Les attestations versées au dossier par l’intimé, qui émanent de trois collègues de travail, dont rien ne permet d’affirmer qu’elles seraient de pure complaisance, ils indiquent que lors de leurs visites respectives au domicile du couple [H], ils avaient pu constater que celui-ci était stable et que Monsieur se montrait affectueux tant avec son épouse qu’avec les enfants. Messieurs [V] et [Y] précisent qu’ils se sont rendus respectivement au domicile des époux pour la dernière fois en juin 2021. Il doit être noté que Monsieur [H] et Madame [R] ont trouvé un terrain d’entente sur les mesures provisoires dans le cadre du divorce.

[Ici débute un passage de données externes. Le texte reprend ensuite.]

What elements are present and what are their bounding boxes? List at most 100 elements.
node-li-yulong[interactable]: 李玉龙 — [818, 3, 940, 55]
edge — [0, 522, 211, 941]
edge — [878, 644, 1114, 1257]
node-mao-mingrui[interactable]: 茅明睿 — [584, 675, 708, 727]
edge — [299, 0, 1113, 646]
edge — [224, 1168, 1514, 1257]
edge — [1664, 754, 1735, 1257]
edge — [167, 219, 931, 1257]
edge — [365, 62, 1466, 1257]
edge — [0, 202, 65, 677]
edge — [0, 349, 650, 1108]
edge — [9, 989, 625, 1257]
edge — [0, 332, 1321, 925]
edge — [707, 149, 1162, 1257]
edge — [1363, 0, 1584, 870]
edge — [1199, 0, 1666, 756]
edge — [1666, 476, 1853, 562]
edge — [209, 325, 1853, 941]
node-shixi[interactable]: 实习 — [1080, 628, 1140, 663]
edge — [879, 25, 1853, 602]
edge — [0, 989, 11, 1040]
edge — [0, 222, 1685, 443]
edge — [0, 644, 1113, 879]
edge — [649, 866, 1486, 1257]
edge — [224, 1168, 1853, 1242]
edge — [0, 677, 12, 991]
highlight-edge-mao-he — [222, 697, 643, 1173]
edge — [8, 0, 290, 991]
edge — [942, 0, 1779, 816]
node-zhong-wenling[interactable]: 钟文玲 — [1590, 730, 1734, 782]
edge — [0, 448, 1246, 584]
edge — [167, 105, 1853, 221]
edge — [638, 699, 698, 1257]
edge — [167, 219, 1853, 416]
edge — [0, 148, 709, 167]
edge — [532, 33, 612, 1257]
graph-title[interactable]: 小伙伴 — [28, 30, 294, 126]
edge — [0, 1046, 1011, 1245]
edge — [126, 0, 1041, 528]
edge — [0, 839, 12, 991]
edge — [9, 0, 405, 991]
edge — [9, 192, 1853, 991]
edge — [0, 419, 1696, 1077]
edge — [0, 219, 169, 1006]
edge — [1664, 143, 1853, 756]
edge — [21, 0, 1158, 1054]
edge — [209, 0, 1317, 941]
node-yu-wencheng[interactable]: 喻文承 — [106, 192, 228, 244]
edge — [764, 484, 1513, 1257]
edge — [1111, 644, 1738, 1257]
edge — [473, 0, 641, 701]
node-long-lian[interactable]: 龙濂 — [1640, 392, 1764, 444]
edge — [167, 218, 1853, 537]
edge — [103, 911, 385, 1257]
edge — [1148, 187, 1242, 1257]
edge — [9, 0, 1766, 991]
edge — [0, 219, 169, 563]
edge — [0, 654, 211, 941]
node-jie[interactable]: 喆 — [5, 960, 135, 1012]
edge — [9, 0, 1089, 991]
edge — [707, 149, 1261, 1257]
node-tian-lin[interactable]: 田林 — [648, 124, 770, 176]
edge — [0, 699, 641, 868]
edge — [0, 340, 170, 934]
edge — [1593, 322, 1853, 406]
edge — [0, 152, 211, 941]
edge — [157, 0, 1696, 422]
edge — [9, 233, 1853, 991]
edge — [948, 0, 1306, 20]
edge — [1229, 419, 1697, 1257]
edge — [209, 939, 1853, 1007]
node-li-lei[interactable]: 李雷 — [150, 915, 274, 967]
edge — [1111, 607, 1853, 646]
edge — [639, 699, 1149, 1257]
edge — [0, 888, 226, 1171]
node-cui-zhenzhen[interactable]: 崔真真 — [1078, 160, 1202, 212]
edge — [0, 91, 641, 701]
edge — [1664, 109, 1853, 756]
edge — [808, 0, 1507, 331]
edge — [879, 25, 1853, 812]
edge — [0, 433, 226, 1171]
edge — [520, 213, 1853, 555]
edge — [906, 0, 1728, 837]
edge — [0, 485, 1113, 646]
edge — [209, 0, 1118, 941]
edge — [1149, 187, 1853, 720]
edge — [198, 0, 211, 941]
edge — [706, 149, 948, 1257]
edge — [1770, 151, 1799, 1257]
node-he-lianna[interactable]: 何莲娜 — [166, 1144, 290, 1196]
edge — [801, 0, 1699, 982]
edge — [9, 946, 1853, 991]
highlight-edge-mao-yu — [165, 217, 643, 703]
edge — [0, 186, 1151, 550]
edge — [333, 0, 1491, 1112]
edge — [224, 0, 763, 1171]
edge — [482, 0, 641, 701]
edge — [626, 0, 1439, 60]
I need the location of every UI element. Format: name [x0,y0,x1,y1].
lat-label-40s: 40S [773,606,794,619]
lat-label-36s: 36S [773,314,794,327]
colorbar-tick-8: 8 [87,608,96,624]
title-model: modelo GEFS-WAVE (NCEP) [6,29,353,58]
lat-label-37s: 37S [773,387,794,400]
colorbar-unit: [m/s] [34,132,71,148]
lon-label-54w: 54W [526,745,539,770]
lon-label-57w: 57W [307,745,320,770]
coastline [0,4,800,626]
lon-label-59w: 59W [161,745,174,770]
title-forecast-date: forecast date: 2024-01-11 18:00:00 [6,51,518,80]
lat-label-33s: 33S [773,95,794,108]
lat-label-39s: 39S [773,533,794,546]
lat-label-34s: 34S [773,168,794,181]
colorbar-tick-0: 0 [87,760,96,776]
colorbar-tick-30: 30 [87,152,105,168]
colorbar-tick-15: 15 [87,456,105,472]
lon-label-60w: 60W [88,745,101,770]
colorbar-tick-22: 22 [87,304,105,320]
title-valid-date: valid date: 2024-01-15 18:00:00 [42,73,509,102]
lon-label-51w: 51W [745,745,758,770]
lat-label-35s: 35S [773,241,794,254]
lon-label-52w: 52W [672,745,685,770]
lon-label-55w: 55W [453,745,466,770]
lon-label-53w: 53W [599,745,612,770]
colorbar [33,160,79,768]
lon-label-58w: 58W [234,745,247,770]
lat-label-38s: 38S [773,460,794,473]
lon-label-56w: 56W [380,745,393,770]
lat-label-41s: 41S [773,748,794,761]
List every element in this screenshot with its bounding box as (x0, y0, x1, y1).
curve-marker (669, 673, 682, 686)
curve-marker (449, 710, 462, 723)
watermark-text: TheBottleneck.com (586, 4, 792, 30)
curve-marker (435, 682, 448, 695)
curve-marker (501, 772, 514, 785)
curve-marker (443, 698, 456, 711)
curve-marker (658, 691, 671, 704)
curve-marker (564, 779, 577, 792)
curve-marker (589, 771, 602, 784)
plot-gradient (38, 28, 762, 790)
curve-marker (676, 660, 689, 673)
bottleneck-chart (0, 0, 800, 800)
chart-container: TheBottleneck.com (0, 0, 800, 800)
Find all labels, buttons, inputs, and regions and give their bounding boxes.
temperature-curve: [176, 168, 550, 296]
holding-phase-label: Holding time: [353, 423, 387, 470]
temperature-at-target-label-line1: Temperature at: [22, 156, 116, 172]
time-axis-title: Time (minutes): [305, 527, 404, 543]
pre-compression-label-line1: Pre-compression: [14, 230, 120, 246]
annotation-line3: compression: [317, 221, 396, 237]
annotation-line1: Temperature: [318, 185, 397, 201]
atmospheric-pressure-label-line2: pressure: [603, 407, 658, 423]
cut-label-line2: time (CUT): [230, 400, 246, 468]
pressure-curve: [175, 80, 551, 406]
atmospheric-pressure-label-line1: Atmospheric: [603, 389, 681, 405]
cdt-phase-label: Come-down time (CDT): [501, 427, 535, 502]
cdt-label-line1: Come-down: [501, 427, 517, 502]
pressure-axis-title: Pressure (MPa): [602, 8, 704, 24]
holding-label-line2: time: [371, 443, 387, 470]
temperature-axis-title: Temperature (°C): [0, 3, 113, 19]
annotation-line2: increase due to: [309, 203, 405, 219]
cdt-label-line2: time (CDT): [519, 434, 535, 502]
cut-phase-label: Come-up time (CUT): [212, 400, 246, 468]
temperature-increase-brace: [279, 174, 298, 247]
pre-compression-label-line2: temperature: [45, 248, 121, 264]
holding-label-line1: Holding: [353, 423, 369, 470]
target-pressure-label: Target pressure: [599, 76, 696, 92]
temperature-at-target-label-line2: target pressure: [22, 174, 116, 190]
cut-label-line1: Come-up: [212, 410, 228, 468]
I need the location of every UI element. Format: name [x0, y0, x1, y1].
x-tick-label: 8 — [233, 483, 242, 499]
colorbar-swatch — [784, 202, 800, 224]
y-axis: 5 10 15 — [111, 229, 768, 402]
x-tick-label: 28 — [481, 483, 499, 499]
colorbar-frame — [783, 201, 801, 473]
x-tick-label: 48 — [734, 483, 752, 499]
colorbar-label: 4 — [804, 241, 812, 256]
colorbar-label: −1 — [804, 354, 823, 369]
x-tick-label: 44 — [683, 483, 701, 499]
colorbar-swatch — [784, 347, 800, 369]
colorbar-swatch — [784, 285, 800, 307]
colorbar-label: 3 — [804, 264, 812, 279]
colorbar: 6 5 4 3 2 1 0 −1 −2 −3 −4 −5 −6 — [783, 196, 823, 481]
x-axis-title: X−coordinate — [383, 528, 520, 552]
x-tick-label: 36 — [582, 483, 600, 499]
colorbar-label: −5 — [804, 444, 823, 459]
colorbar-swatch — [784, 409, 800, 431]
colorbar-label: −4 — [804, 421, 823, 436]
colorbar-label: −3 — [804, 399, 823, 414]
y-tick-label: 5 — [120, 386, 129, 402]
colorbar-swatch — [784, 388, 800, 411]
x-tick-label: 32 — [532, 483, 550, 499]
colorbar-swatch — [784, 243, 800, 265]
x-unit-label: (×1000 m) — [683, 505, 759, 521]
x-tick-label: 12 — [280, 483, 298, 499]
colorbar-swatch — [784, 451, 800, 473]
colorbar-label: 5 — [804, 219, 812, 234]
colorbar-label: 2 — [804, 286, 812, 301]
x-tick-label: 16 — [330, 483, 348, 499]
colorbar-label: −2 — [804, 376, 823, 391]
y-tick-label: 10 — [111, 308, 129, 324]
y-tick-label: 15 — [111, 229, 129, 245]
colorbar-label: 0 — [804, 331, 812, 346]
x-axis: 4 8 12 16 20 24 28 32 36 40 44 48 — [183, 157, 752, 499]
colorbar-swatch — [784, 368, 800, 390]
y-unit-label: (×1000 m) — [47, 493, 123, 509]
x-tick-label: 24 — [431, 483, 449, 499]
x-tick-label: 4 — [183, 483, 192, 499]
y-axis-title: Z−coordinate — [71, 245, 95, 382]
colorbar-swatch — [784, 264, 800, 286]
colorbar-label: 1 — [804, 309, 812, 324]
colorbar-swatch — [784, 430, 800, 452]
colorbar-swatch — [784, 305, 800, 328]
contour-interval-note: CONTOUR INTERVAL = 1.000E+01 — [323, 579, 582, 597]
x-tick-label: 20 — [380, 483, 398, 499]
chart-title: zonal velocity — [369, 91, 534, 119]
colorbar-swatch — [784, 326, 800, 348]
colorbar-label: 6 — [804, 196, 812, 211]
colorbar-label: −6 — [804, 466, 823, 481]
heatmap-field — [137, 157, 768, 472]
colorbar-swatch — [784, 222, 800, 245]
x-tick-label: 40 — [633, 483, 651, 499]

De l’ensemble de ces éléments, il résulte que, quelles que soient les motivations qui ont sous-tendu la plainte de l’épouse et sa lettre à la préfecture de région, à la date de la souscription de la déclaration de nationalité le 27 août 2020 , il existait entre eux une relation de couple tant matérielle qu’affective.
Le ministère public fait valoir à hauteur de cour que Monsieur [H] a fait l’objet de condamnations pénales qui apparaissent sur le bulletin n°1 de son casier judiciaire tel que délivré le 17 novembre 2021, de sorte qu’il a menti sur sa situation pénale lors de sa déclaration de nationalité.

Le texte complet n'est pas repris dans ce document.